À peine Lénitsyne eut-il paru au salon que l’on passa à la salle à manger. Les trois convives, après la prégustation apéritive, se mirent à table et dînèrent très-gaiement. Au café, on présenta à Tchitchikof une pipe, des cigares, des cigarettes, qu’il refusa également, disant que son profond respect pour les dames lui avait fait prendre et garder la résolution de s’abstenir. La dame lança à son mari un coup d’œil et un mot de reproche ; celui-ci plaisanta agréablement sur les roueries des célibataires qui, ayant passé trente-cinq ans, se privent volontairement de fumer. On se sépara dans les meilleurs termes, mais les deux hommes, intérieurement, réservèrent leur opinion l’un à l’égard de l’autre. Eh ! mon Dieu ! n’est-ce pas partout et toujours ainsi que cela se passe ?
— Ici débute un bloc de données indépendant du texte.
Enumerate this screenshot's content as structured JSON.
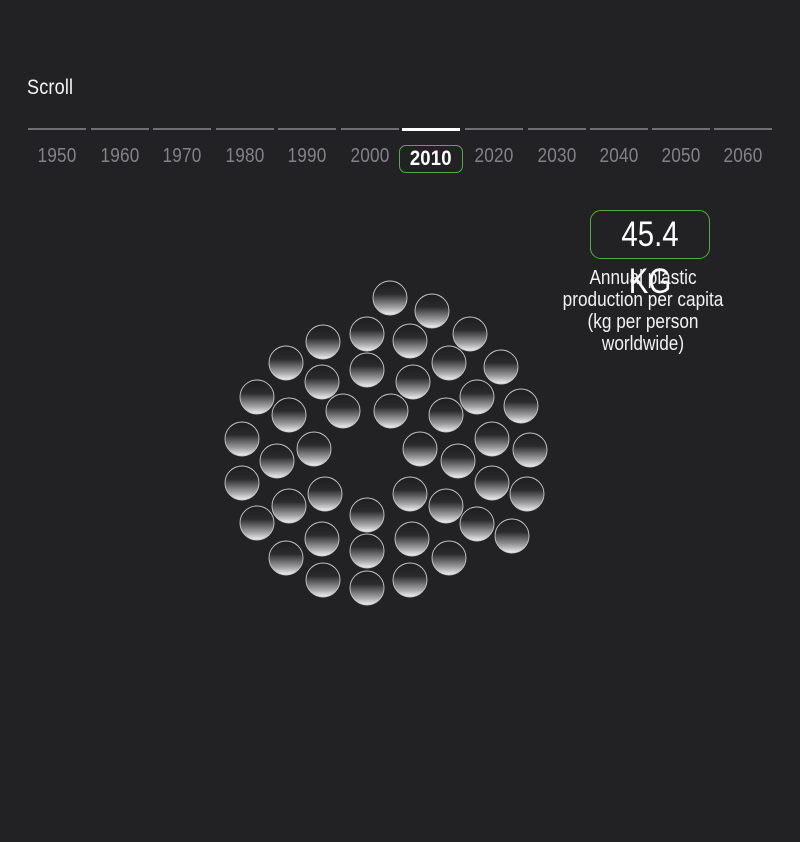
{
  "header": {
    "scroll_label": "Scroll"
  },
  "timeline": {
    "years": [
      "1950",
      "1960",
      "1970",
      "1980",
      "1990",
      "2000",
      "2010",
      "2020",
      "2030",
      "2040",
      "2050",
      "2060"
    ],
    "selected": "2010"
  },
  "stat": {
    "value": "45.4 KG",
    "caption_lines": [
      "Annual plastic",
      "production per capita",
      "(kg per person",
      "worldwide)"
    ]
  },
  "colors": {
    "background": "#222225",
    "accent": "#5aa84a",
    "inactive_bar": "#707074",
    "inactive_year": "#838387"
  }
}
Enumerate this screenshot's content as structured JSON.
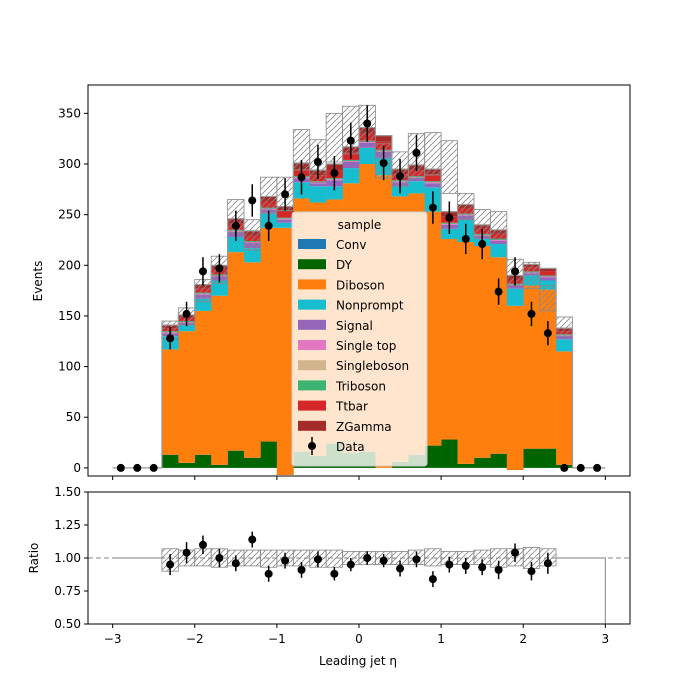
{
  "chart_data": {
    "type": "bar",
    "stacked": true,
    "xlabel": "Leading jet  η",
    "main_panel": {
      "ylabel": "Events",
      "xlim": [
        -3.3,
        3.3
      ],
      "ylim": [
        -8,
        378
      ],
      "xticks": [
        -3,
        -2,
        -1,
        0,
        1,
        2,
        3
      ],
      "xtick_labels": [
        "−3",
        "−2",
        "−1",
        "0",
        "1",
        "2",
        "3"
      ],
      "yticks": [
        0,
        50,
        100,
        150,
        200,
        250,
        300,
        350
      ],
      "ytick_labels": [
        "0",
        "50",
        "100",
        "150",
        "200",
        "250",
        "300",
        "350"
      ]
    },
    "ratio_panel": {
      "ylabel": "Ratio",
      "ylim": [
        0.5,
        1.5
      ],
      "yticks": [
        0.5,
        0.75,
        1.0,
        1.25,
        1.5
      ],
      "ytick_labels": [
        "0.50",
        "0.75",
        "1.00",
        "1.25",
        "1.50"
      ],
      "reference_line": 1.0
    },
    "bin_edges": [
      -3.0,
      -2.8,
      -2.6,
      -2.4,
      -2.2,
      -2.0,
      -1.8,
      -1.6,
      -1.4,
      -1.2,
      -1.0,
      -0.8,
      -0.6,
      -0.4,
      -0.2,
      0.0,
      0.2,
      0.4,
      0.6,
      0.8,
      1.0,
      1.2,
      1.4,
      1.6,
      1.8,
      2.0,
      2.2,
      2.4,
      2.6,
      2.8,
      3.0
    ],
    "series": [
      {
        "name": "Conv",
        "color": "#1f77b4",
        "values": [
          0,
          0,
          0,
          0,
          0,
          0,
          0,
          0,
          0,
          0,
          0,
          0,
          0,
          0,
          0,
          0,
          0,
          0,
          0,
          0,
          0,
          0,
          0,
          0,
          0,
          0,
          0,
          0,
          0,
          0
        ]
      },
      {
        "name": "DY",
        "color": "#006400",
        "values": [
          0,
          0,
          0,
          13,
          5,
          13,
          3,
          17,
          10,
          26,
          -7,
          16,
          12,
          24,
          15,
          16,
          0,
          6,
          13,
          22,
          28,
          4,
          10,
          14,
          -2,
          19,
          19,
          3,
          0,
          0
        ]
      },
      {
        "name": "Diboson",
        "color": "#ff7f0e",
        "values": [
          0,
          0,
          0,
          104,
          130,
          142,
          167,
          196,
          193,
          211,
          244,
          250,
          250,
          241,
          266,
          284,
          289,
          262,
          258,
          231,
          198,
          219,
          209,
          194,
          162,
          161,
          157,
          112,
          0,
          0
        ]
      },
      {
        "name": "Nonprompt",
        "color": "#17becf",
        "values": [
          0,
          0,
          0,
          13,
          6,
          12,
          15,
          15,
          14,
          14,
          5,
          16,
          16,
          13,
          15,
          16,
          17,
          10,
          12,
          24,
          10,
          22,
          7,
          13,
          17,
          10,
          9,
          12,
          0,
          0
        ]
      },
      {
        "name": "Signal",
        "color": "#9467bd",
        "values": [
          0,
          0,
          0,
          3,
          2,
          4,
          4,
          5,
          5,
          4,
          3,
          4,
          3,
          6,
          6,
          5,
          6,
          4,
          3,
          4,
          4,
          4,
          3,
          3,
          3,
          2,
          3,
          3,
          0,
          0
        ]
      },
      {
        "name": "Single top",
        "color": "#e377c2",
        "values": [
          0,
          0,
          0,
          1,
          1,
          1,
          1,
          1,
          1,
          1,
          1,
          1,
          1,
          1,
          1,
          1,
          1,
          1,
          1,
          1,
          1,
          1,
          1,
          1,
          1,
          1,
          1,
          1,
          0,
          0
        ]
      },
      {
        "name": "Singleboson",
        "color": "#d2b48c",
        "values": [
          0,
          0,
          0,
          0,
          0,
          0,
          0,
          0,
          0,
          0,
          0,
          0,
          0,
          0,
          0,
          0,
          0,
          0,
          0,
          0,
          0,
          0,
          0,
          0,
          0,
          0,
          0,
          0,
          0,
          0
        ]
      },
      {
        "name": "Triboson",
        "color": "#3cb371",
        "values": [
          0,
          0,
          0,
          1,
          1,
          1,
          1,
          1,
          1,
          1,
          1,
          1,
          1,
          1,
          1,
          1,
          1,
          1,
          1,
          1,
          1,
          1,
          1,
          1,
          1,
          1,
          1,
          1,
          0,
          0
        ]
      },
      {
        "name": "Ttbar",
        "color": "#d62728",
        "values": [
          0,
          0,
          0,
          3,
          3,
          4,
          5,
          6,
          5,
          6,
          6,
          7,
          6,
          8,
          7,
          7,
          8,
          6,
          6,
          7,
          6,
          5,
          5,
          5,
          4,
          4,
          4,
          3,
          0,
          0
        ]
      },
      {
        "name": "ZGamma",
        "color": "#a52a2a",
        "values": [
          0,
          0,
          0,
          3,
          3,
          4,
          4,
          5,
          5,
          5,
          5,
          6,
          5,
          6,
          6,
          6,
          6,
          5,
          5,
          5,
          5,
          4,
          4,
          4,
          4,
          3,
          3,
          3,
          0,
          0
        ]
      }
    ],
    "uncertainty_band": {
      "up": [
        0,
        0,
        0,
        145,
        158,
        186,
        209,
        265,
        245,
        287,
        287,
        334,
        324,
        350,
        357,
        358,
        320,
        312,
        330,
        331,
        323,
        271,
        255,
        253,
        206,
        203,
        180,
        149,
        0,
        0
      ],
      "down": [
        0,
        0,
        0,
        127,
        141,
        164,
        182,
        232,
        215,
        252,
        254,
        294,
        282,
        302,
        310,
        322,
        286,
        278,
        286,
        289,
        271,
        245,
        227,
        226,
        180,
        177,
        155,
        130,
        0,
        0
      ]
    },
    "data": {
      "name": "Data",
      "x": [
        -2.9,
        -2.7,
        -2.5,
        -2.3,
        -2.1,
        -1.9,
        -1.7,
        -1.5,
        -1.3,
        -1.1,
        -0.9,
        -0.7,
        -0.5,
        -0.3,
        -0.1,
        0.1,
        0.3,
        0.5,
        0.7,
        0.9,
        1.1,
        1.3,
        1.5,
        1.7,
        1.9,
        2.1,
        2.3,
        2.5,
        2.7,
        2.9
      ],
      "y": [
        0,
        0,
        0,
        128,
        152,
        194,
        197,
        239,
        264,
        239,
        270,
        287,
        302,
        291,
        323,
        340,
        301,
        288,
        311,
        257,
        247,
        226,
        221,
        174,
        194,
        152,
        133,
        0,
        0,
        0
      ],
      "yerr": [
        0,
        0,
        0,
        11,
        12,
        14,
        14,
        15,
        16,
        15,
        16,
        17,
        17,
        17,
        18,
        18,
        17,
        17,
        18,
        16,
        16,
        15,
        15,
        13,
        14,
        12,
        12,
        0,
        0,
        0
      ]
    },
    "ratio": {
      "x": [
        -2.3,
        -2.1,
        -1.9,
        -1.7,
        -1.5,
        -1.3,
        -1.1,
        -0.9,
        -0.7,
        -0.5,
        -0.3,
        -0.1,
        0.1,
        0.3,
        0.5,
        0.7,
        0.9,
        1.1,
        1.3,
        1.5,
        1.7,
        1.9,
        2.1,
        2.3
      ],
      "y": [
        0.95,
        1.04,
        1.1,
        1.0,
        0.96,
        1.14,
        0.88,
        0.98,
        0.91,
        0.99,
        0.88,
        0.95,
        1.0,
        0.98,
        0.92,
        0.99,
        0.84,
        0.95,
        0.94,
        0.93,
        0.91,
        1.04,
        0.9,
        0.96
      ],
      "yerr": [
        0.08,
        0.08,
        0.07,
        0.07,
        0.06,
        0.06,
        0.06,
        0.06,
        0.06,
        0.06,
        0.05,
        0.05,
        0.05,
        0.05,
        0.06,
        0.06,
        0.06,
        0.06,
        0.06,
        0.06,
        0.07,
        0.07,
        0.07,
        0.08
      ],
      "band_up": [
        1.07,
        1.06,
        1.07,
        1.07,
        1.06,
        1.06,
        1.06,
        1.06,
        1.06,
        1.06,
        1.06,
        1.05,
        1.05,
        1.05,
        1.05,
        1.06,
        1.07,
        1.05,
        1.05,
        1.06,
        1.07,
        1.07,
        1.08,
        1.07
      ],
      "band_down": [
        0.9,
        0.94,
        0.94,
        0.93,
        0.94,
        0.94,
        0.93,
        0.94,
        0.94,
        0.93,
        0.93,
        0.95,
        0.95,
        0.95,
        0.95,
        0.95,
        0.94,
        0.95,
        0.95,
        0.95,
        0.93,
        0.94,
        0.92,
        0.94
      ]
    },
    "legend": {
      "title": "sample",
      "placement": "center",
      "entries": [
        "Conv",
        "DY",
        "Diboson",
        "Nonprompt",
        "Signal",
        "Single top",
        "Singleboson",
        "Triboson",
        "Ttbar",
        "ZGamma",
        "Data"
      ]
    }
  }
}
Basile Platônof conçut une haute idée des talents diplomatiques du compagnon de voyage de son frère Platon, et il marqua au crayon, sur le plan cadastral de son domaine, trois acres de bonnes terres qu’il abandonnait à Lénitsyne au prix que ce dernier voudrait y mettre. Il était si heureux de rentrer sans procès, sans scandale, en possession de Mont-Joli, que le lendemain il en fit annoncer la nouvelle dans les quatre villages qu’ils possédaient, son frère et lui.

Platon se trouva être indisposé depuis la nuit précédente ; le lendemain, malgré l’effet de la bonne nouvelle, le mal empira ; le surlendemain la fièvre se déclara et les médecins appelés en consultation déclarèrent unanimement que, pour six semaines au moins, la prudence exigeait que le malade, même après vingt jours de convalescence, n’entreprît aucune excursion.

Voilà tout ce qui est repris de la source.